C’est ce que j’ai compris de mille bruits confus.

ANTIGONE.

Ah ! je n’en doute pas, Hémon est magnanime ;
Son grand cœur eut toujours trop d’horreur pour le crime :
Je l’avais conjuré d’empêcher ce forfait ;
Et s’il l’avait pu faire, Olympe, il l’aurait fait.
Mais, hélas ! leur fureur ne pouvait se contraindre ;
Dans des ruisseaux de sang elle voulait s’éteindre.
Princes dénaturés, vous voilà satisfaits :
La mort seule entre vous pouvait mettre la paix.
Le trône pour vous deux avait trop peu de place ;
Il fallait entre vous mettre un plus grand espace,
Et que le ciel vous mît, pour finir vos discords,
L’un parmi les vivants, l’autre parmi les morts.
Infortunés tous deux, dignes qu’on vous déplore !
Moins malheureux pourtant que je ne suis encore,
Puisque de tous les maux qui sont tombés sur vous,
Vous n’en sentez aucun, et que je les sens tous !

OLYMPE.

Mais pour vous ce malheur est un moindre supplice
Que si la mort vous eût enlevé Polynice.
Ce prince était l’objet qui faisait tous vos soins :
Les intérêts du roi vous touchaient beaucoup moins.

ANTIGONE.

Il est vrai, je l’aimais d’une amitié sincère ;
Je l’aimais beaucoup plus que je n’aimais son frère ;
Et ce qui lui donnait tant de part dans mes vœux,
Il était vertueux, Olympe, et malheureux.
Mais, hélas ! ce n’est plus ce cœur si magnanime,
Et c’est un criminel qu’a couronné son crime :
Son frère plus que lui commence à me toucher ;
Devenant malheureux, il m’est devenu cher.

OLYMPE.

Créon vient.

ANTIGONE.

Créon vient.
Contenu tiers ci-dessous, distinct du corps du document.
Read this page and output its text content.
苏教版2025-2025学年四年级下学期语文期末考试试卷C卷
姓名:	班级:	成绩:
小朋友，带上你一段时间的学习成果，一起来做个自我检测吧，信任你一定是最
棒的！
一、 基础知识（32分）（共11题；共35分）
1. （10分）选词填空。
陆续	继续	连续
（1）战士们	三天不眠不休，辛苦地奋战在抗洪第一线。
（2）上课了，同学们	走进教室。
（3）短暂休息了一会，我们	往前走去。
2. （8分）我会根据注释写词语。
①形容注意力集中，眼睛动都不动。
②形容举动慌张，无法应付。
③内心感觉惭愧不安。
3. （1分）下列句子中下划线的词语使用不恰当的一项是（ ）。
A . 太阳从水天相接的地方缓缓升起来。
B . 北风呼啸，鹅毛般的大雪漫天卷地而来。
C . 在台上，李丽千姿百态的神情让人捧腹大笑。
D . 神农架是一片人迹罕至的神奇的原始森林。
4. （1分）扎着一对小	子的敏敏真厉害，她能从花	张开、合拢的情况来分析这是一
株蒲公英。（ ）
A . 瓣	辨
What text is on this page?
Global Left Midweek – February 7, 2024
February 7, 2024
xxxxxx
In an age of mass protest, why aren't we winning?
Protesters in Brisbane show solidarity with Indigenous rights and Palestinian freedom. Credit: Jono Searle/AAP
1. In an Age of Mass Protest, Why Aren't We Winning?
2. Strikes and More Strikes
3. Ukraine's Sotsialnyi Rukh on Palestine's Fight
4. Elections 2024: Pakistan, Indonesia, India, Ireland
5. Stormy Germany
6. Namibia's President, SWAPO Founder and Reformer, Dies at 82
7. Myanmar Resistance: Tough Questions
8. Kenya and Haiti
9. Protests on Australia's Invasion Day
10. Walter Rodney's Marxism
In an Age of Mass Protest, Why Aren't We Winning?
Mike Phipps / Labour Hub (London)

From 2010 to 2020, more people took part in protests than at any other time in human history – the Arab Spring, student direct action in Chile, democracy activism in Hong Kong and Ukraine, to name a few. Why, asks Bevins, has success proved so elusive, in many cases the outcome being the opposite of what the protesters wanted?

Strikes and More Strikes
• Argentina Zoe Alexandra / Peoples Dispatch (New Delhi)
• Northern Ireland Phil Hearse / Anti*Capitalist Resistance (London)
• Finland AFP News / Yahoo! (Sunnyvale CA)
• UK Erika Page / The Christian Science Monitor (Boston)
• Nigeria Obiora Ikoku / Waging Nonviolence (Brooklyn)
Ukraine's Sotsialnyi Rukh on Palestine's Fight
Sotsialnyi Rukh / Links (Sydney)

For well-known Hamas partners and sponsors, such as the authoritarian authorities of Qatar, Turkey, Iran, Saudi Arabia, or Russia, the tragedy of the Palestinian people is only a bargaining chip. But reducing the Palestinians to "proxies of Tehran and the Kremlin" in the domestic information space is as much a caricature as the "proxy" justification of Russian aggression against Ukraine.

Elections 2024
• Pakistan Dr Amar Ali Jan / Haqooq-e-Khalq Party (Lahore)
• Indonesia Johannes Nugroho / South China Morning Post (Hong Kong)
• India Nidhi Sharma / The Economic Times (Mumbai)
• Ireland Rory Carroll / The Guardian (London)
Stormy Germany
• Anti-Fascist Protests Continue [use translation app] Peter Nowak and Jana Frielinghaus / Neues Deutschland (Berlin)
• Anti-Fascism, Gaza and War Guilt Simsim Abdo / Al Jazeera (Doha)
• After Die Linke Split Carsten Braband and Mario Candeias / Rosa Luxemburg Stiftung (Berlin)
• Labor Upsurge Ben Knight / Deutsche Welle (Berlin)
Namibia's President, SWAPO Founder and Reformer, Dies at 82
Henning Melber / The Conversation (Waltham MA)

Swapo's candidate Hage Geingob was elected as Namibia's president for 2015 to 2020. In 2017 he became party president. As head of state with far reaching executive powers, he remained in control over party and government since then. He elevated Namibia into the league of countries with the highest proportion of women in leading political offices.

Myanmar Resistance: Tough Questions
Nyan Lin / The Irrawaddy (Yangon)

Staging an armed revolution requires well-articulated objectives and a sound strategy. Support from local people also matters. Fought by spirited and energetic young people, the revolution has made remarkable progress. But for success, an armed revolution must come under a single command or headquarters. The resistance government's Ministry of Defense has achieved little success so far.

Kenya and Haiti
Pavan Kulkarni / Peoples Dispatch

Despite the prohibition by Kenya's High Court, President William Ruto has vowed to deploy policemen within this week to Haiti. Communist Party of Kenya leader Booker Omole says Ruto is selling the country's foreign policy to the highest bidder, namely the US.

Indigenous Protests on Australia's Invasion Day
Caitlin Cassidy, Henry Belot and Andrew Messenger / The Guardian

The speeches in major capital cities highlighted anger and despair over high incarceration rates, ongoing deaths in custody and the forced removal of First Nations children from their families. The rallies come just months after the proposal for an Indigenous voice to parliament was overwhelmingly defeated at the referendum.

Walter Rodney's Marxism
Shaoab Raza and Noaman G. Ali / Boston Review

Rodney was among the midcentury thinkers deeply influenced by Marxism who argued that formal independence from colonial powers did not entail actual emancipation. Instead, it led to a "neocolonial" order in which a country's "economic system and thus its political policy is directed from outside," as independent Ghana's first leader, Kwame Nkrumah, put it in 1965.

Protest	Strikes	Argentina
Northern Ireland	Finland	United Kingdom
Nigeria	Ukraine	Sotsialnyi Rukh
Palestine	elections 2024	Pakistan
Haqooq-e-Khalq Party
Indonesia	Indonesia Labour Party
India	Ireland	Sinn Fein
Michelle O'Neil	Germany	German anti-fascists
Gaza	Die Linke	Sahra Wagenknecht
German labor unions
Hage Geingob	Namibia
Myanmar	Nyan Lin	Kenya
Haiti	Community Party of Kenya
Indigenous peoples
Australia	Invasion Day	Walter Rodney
Il est triste ; et j’en connais la cause !
Au courroux du vainqueur la mort du roi l’expose.
C’est de tous nos malheurs l’auteur pernicieux.


Scène III.

ANTIGONE, CRÉON, OLYMPE, ATTALE, gardes.
CRÉON.

Madame, qu’ai-je appris en entrant dans ces lieux ?
Est-il vrai que la reine…

ANTIGONE.

Est-il vrai que la reine… Oui, Créon, elle est morte.

CRÉON.

Ô dieux ! puis-je savoir de quelle étrange sorte
Ses jours infortunés ont éteint leur flambeau ?

OLYMPE.

Elle-même, seigneur, s’est ouvert le tombeau ;
Et s’étant d’un poignard en un moment saisie,
Elle en a terminé ses malheurs et sa vie.

ANTIGONE.

Elle a su prévenir la perte de son fils.

CRÉON.

Ah, madame ! il est vrai que les dieux ennemis…

ANTIGONE.

N’imputez qu’à vous seul la mort du roi mon frère ;
Et n’en accusez point la céleste colère.
À ce combat fatal vous seul l’avez conduit :
Il a cru vos conseils ; sa mort en est le fruit.
Ainsi de leurs flatteurs les rois sont les victimes ;
Vous avancez leur perte, en approuvant leurs crimes,
De la chute des rois vous êtes les auteurs ;
Mais les rois, en tombant, entraînent leurs flatteurs.
Vous le voyez, Créon : sa disgrâce mortelle
Vous est funeste autant qu’elle nous est cruelle ;
Le ciel, en le perdant, s’en est vengé sur vous,
Et vous avez peut-être à pleurer comme nous.

CRÉON.

Madame, je l’avoue, et les destins contraires
Me font pleurer deux fils, si vous pleurez deux frères.

ANTIGONE.

Mes frères et vos fils ! dieux ! que veut ce discours ?
Quelque autre qu’Étéocle a-t-il fini ses jours ?

CRÉON.

Mais ne savez-vous pas cette sanglante histoire ?

ANTIGONE.

J’ai su que Polynice a gagné la victoire,
Et qu’Hémon a voulu les séparer en vain.

CRÉON.

Madame, ce combat est bien plus inhumain.
Vous ignorez encor mes pertes et les vôtres ;
Mais, hélas ! apprenez les unes et les autres.